Pour sa 30ème édition, la Fête de la Science a mis les petits plats dans les grands en proposant des expériences, ateliers, conférences et expositions aux scientifiques en herbe. 

Un programme assuré par l’IUT d’Évreux et la Manufacture (anciennement la MED) avec le soutien de l’EPN du jeudi 7 au dimanche 10 octobre. Quatre jours de fête à l’IUT mais également hors les murs, la médiathèque Rolland-Plaisance, le pôle de formation UIMM, l’atelier Canopé, le site archéologique de Gisacum et la serre du jardin botanique ont mis la science à l’honneur. Le public a répondu présent ainsi que les scolaires les jeudi et vendredi, ils étaient nombreux à avoir fait le déplacement. « L’ensemble des départements sciences étant situés à l’IUT, cela prend sens de l’organiser ici. Le public peut accéder aux laboratoires, aux ateliers et aux filières technologiques qui sont des lieux sécurisés et donc non visitables. Cela fait découvrir une partie des offres post-bac du territoire car nous accueillons également des établissements scolaires comme les lycées Modeste-Leroy, Augustin-Hébert et Horti-Pôle d’Évreux » indique Cécile Raux, coordinatrice de la Manufacture. Si l’objectif premier est de fêter toutes les sciences, l’idée est aussi de se faire rencontrer différents acteurs de la vie scientifique ébroïcienne, comme les laboratoires de recherche privés, des entreprises et des associations.

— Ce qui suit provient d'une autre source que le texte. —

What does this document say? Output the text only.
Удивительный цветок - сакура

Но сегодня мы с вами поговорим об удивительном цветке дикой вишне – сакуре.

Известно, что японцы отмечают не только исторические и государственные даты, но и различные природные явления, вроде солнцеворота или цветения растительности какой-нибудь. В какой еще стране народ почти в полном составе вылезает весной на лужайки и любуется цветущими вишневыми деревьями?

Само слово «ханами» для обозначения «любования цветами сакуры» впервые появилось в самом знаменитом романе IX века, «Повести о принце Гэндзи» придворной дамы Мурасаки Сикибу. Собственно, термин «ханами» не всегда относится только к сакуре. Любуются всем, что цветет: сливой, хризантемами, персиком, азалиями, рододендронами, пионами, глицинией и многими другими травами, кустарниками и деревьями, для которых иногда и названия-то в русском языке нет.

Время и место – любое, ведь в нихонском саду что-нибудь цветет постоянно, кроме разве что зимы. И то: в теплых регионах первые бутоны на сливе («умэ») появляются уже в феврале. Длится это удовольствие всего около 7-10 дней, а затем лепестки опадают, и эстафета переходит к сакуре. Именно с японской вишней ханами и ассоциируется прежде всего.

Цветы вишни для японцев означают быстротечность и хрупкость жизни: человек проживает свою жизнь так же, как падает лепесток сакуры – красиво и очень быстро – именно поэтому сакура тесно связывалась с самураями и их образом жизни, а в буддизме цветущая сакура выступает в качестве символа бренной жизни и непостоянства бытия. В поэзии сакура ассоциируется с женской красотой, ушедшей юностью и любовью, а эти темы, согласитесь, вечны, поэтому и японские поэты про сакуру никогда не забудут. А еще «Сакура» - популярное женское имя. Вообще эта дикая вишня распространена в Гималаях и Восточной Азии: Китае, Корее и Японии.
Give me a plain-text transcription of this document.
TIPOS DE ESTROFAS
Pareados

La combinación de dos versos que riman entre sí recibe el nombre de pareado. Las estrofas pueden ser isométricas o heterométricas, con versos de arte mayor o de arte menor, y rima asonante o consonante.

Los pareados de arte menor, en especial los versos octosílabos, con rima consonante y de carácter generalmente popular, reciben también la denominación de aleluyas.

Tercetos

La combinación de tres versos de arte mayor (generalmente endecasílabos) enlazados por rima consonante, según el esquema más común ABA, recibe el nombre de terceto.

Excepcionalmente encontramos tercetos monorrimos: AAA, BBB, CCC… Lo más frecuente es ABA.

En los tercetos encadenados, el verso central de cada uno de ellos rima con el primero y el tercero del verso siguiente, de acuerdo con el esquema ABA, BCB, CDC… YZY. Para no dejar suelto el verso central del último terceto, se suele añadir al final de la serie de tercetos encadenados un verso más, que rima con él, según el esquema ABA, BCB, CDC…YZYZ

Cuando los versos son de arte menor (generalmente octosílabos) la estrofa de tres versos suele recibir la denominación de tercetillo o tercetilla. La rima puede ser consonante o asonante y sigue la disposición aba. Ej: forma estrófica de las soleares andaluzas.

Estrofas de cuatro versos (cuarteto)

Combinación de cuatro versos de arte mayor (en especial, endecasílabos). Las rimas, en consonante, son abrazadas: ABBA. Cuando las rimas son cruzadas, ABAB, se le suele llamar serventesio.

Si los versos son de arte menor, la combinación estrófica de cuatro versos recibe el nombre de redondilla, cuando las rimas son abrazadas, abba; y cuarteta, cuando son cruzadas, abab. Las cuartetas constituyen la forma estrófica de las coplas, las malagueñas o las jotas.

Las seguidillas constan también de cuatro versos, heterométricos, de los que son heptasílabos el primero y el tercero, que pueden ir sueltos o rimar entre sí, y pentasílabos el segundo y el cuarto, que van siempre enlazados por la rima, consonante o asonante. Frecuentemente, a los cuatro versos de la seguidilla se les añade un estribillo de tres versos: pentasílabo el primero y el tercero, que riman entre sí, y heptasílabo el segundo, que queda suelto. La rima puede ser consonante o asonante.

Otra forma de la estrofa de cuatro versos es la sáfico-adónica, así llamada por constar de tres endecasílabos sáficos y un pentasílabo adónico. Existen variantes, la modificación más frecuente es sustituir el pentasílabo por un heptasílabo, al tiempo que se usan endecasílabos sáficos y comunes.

En nouveauté cette année, la participation de la Musse avec la présence de l’Unité de recherche clinique créée récemment sous l’impulsion du docteur Maxime Gilliaux en lien avec le laboratoire CETAPS de l’Université de Rouen. « Nous sommes présents à la Musse pour mener des expériences sur la rééducation » précise Rita Lenoir, doctorante. Exposant le fruit de ses recherches sur l’intérêt du yoga dans la rééducation de l’AVC au public de la Fête de la Science, elle a fait tester le yoga à celles et ceux qui le souhaitaient. « Le yoga fait souvent l’objet de préjugés, il est bien de se rendre compte de l’intérêt des postures pour se détendre, qu’il contribue au renforcement musculaire et à l’amélioration de l’équilibre ». Son homologue, Maxime Houry fait des recherches depuis deux ans à la Musse sur les troubles musculo-squelettiques de l’épaule chez les travailleurs. « J’élabore des mesures instrumentales des mouvements de l’épaule et le but est d’identifier l’élément qui soit la clé de cette pathologie de l’épaule. Comment extrapoler le résultat de mes recherches sur l’ensemble des professions afin de les soigner et de les prévenir ».